Navigating Shallow Waters: Broken Roads’ Missed Opportunities in Moral Storytelling
22 Jul 2024
The best role-playing games (RPGs) often immerse players in a world where their decisions truly shape the character and the story. Games like Tyranny and Disco Elysium excel at this, putting players in the shoes of deeply flawed characters whose choices impact the world around them. When I first heard about Broken Roads, with its promise of morally complex decisions set in a post-apocalyptic landscape, I was excited. However, upon diving deeper into the game, the initial anticipation quickly gave way to disappointment. Here's why Broken Roads fell short of its potential, despite its intriguing premise.

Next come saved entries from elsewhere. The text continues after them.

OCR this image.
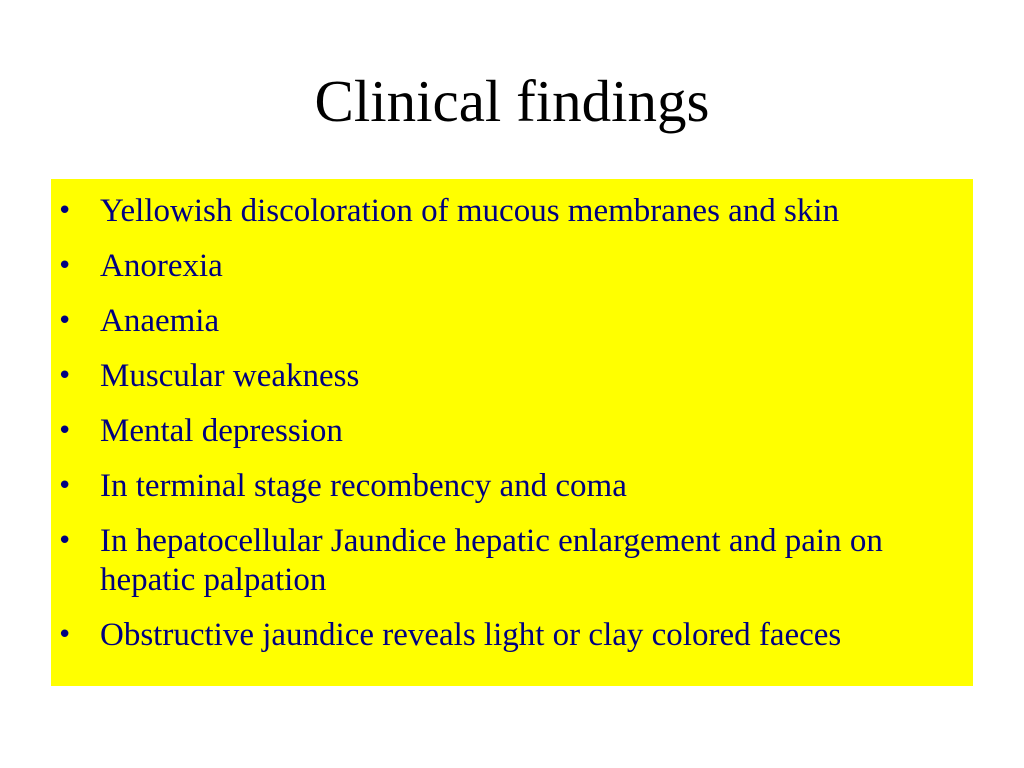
Clinical findings
• Yellowish discoloration of mucous membranes and skin
• Anorexia
• Anaemia
• Muscular weakness
• Mental depression
• In terminal stage recombency and coma
• In hepatocellular Jaundice hepatic enlargement and pain on hepatic palpation
• Obstructive jaundice reveals light or clay colored faeces
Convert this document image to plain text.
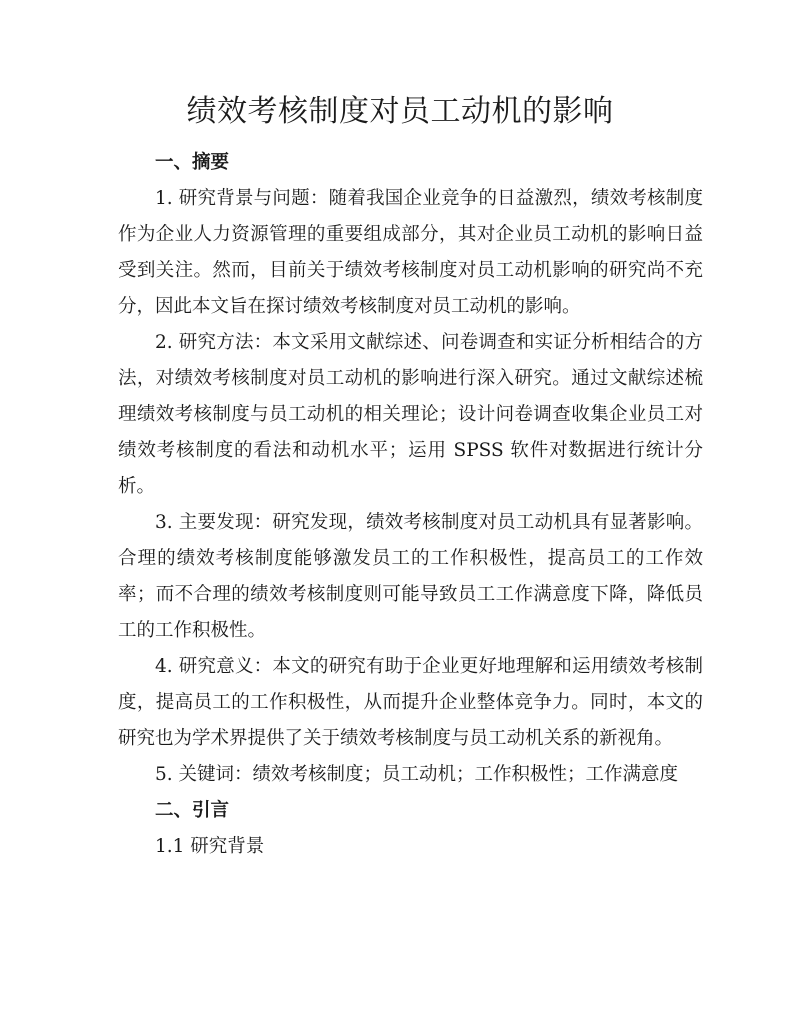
绩效考核制度对员工动机的影响

一、摘要

1. 研究背景与问题：随着我国企业竞争的日益激烈，绩效考核制度作为企业人力资源管理的重要组成部分，其对企业员工动机的影响日益受到关注。然而，目前关于绩效考核制度对员工动机影响的研究尚不充分，因此本文旨在探讨绩效考核制度对员工动机的影响。

2. 研究方法：本文采用文献综述、问卷调查和实证分析相结合的方法，对绩效考核制度对员工动机的影响进行深入研究。通过文献综述梳理绩效考核制度与员工动机的相关理论；设计问卷调查收集企业员工对绩效考核制度的看法和动机水平；运用 SPSS 软件对数据进行统计分析。

3. 主要发现：研究发现，绩效考核制度对员工动机具有显著影响。合理的绩效考核制度能够激发员工的工作积极性，提高员工的工作效率；而不合理的绩效考核制度则可能导致员工工作满意度下降，降低员工的工作积极性。

4. 研究意义：本文的研究有助于企业更好地理解和运用绩效考核制度，提高员工的工作积极性，从而提升企业整体竞争力。同时，本文的研究也为学术界提供了关于绩效考核制度与员工动机关系的新视角。

5. 关键词：绩效考核制度；员工动机；工作积极性；工作满意度

二、引言

1.1 研究背景
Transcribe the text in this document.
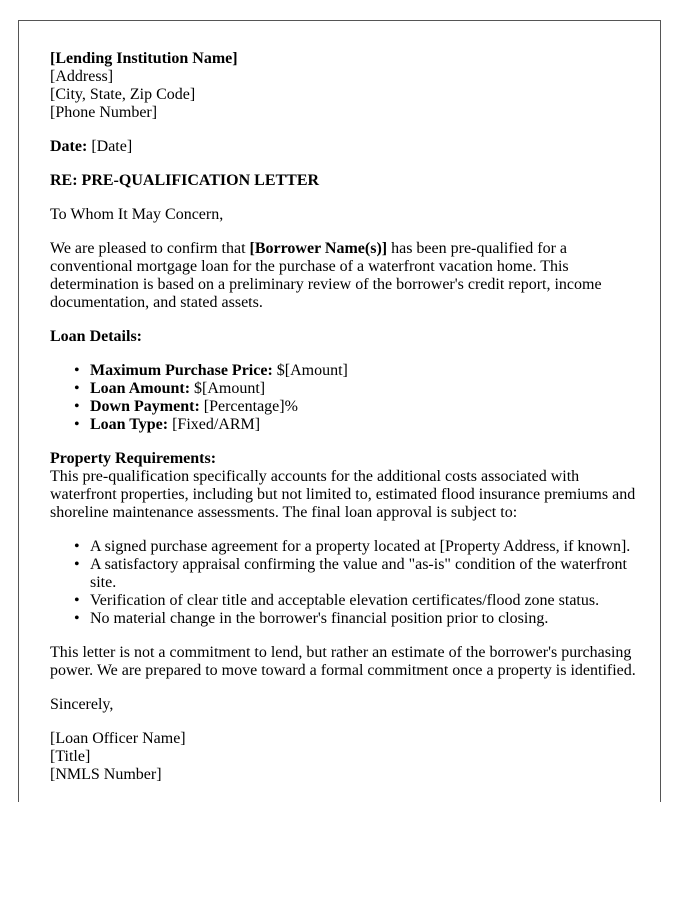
[Lending Institution Name]

[Address]

[City, State, Zip Code]

[Phone Number]

Date: [Date]

RE: PRE-QUALIFICATION LETTER

To Whom It May Concern,

We are pleased to confirm that [Borrower Name(s)] has been pre-qualified for a conventional mortgage loan for the purchase of a waterfront vacation home. This determination is based on a preliminary review of the borrower's credit report, income documentation, and stated assets.

Loan Details:

• Maximum Purchase Price: $[Amount]
• Loan Amount: $[Amount]
• Down Payment: [Percentage]%
• Loan Type: [Fixed/ARM]

Property Requirements:

This pre-qualification specifically accounts for the additional costs associated with waterfront properties, including but not limited to, estimated flood insurance premiums and shoreline maintenance assessments. The final loan approval is subject to:

• A signed purchase agreement for a property located at [Property Address, if known].
• A satisfactory appraisal confirming the value and "as-is" condition of the waterfront site.
• Verification of clear title and acceptable elevation certificates/flood zone status.
• No material change in the borrower's financial position prior to closing.

This letter is not a commitment to lend, but rather an estimate of the borrower's purchasing power. We are prepared to move toward a formal commitment once a property is identified.

Sincerely,

[Loan Officer Name]

[Title]

[NMLS Number]
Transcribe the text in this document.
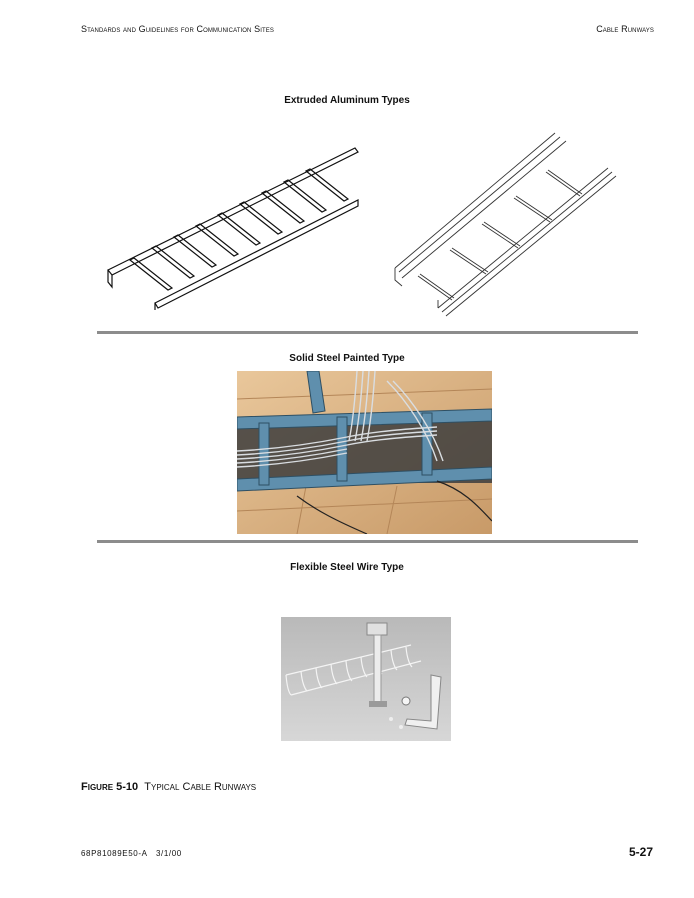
Standards and Guidelines for Communication Sites	Cable Runways
Extruded Aluminum Types
Solid Steel Painted Type
Flexible Steel Wire Type
Figure 5-10 Typical Cable Runways
68P81089E50-A 3/1/00	5-27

The Moral Compass and Worldbuilding
The core idea behind Broken Roads is that players’ decisions and dialogues influence their position on a moral compass, encompassing utilitarian, humanist, nihilistic, and machiavellian viewpoints. These decisions are meant to be tested in the harsh and lawless wilds of a post-apocalyptic outback. In theory, the fluid social contract of this world requires players to constantly reassess what concepts like 'justice,' 'freedom,' and 'safety' mean in different communities, ranging from isolated homesteads to walled-in cities.
Initial Promise
At first glance, Broken Roads appears to be a game deeply invested in its world. The introduction to the game is promising, with a character creation process that feels genuinely grounded in philosophical belief systems. Early gameplay showcases a moral compass mechanism that suggests your choices will have weighty consequences. There’s even a captivating moment where your specific position on the moral compass locks you out of a utilitarian option, presenting a fascinating quandary about the nature of 'greater good' beliefs.
Surface-Level Engagement
However, the game’s investment seems to lie more in worldbuilding than in engaging with the player's choices. The world presents compelling "what if" scenarios but often fails to let the player meaningfully engage with them. For instance, in Merredin, an early settlement, the economy relies on 'dettos,' or indentured servants, a concept ripe for moral exploration. Yet, the player’s interaction with this system is limited to a single, low-stakes quest, devoid of any real challenge or consequence. This pattern repeats throughout the game, with quests that promise complicated moral dilemmas but deliver only superficial choices.
Lonely Scavenger Hunts
As the game progresses, the initially intriguing quests devolve into monotonous scavenger hunts. The freedom to travel between settlements soon becomes a tedious exercise in remembering who sells which required item, whether it be tea ingredients, philosophy books, or radio parts. The grand philosophical framework promised by Broken Roads gradually fades into the background as the game turns into a checklist of trivial fetch tasks.
Missing Moral Consequences
What’s more, the moral consequences that were supposed to define your journey fall by the wayside. Conversations that once seemed poised to be moral minefields become straightforward discussions, limited to literal descriptions of your beliefs. Actions that ought to carry moral weight, such as lying or manipulating, go largely unexamined by the game's moral compass. The critical moral component of the game, therefore, becomes an afterthought, applied neither broadly nor deeply enough to matter.
Combat and Companions
The combat system in Broken Roads is another letdown. It exists almost exclusively as optional random encounters, devoid of strategic depth. Each companion has specific skills, such as shooting or close combat, but the battles remain simplistic and often frustrating due to unresponsive controls.
Companions with No Depth
Companions, who have their own moral alignments, do little to enhance the narrative. They seldom interact with the player beyond a couple of predefined questions, such as "What do you think makes a good leader?" and "How are you?" This lack of depth means that beyond their introductory blurbs, companions remain largely one-dimensional. They neither conflict with the player nor offer any meaningful commentary on the quests or the world, making them feel more like tools than characters.
Buggy Experience and Disappointment
Bugs further mar the experience. Scenes often fail to load correctly, dialogue options appear out of context, and key quest progression is frequently not tracked properly. This led to multiple routes through the critical path being locked out before I could complete them. While the developer acknowledged these issues and hinted that more content would be added post-launch, the underlying sense is that these problems run deeper than technical glitches.
Unrealized Potential
Ultimately, Broken Roads is a game filled with unfulfilled potential. It starts strong, with a concept brimming with passion and thought-provoking ideas, but quickly loses focus. The narrative becomes vague, the gameplay repetitive, and the promised complexity of moral dilemmas never materializes. Despite its early promise, Broken Roads fails to create a memorable or engaging RPG experience. It serves as a cautionary tale of how intricate worldbuilding and complex setups are insufficient if not matched by equally compelling gameplay and narrative execution. A promising concept, but one that sadly falls flat in execution.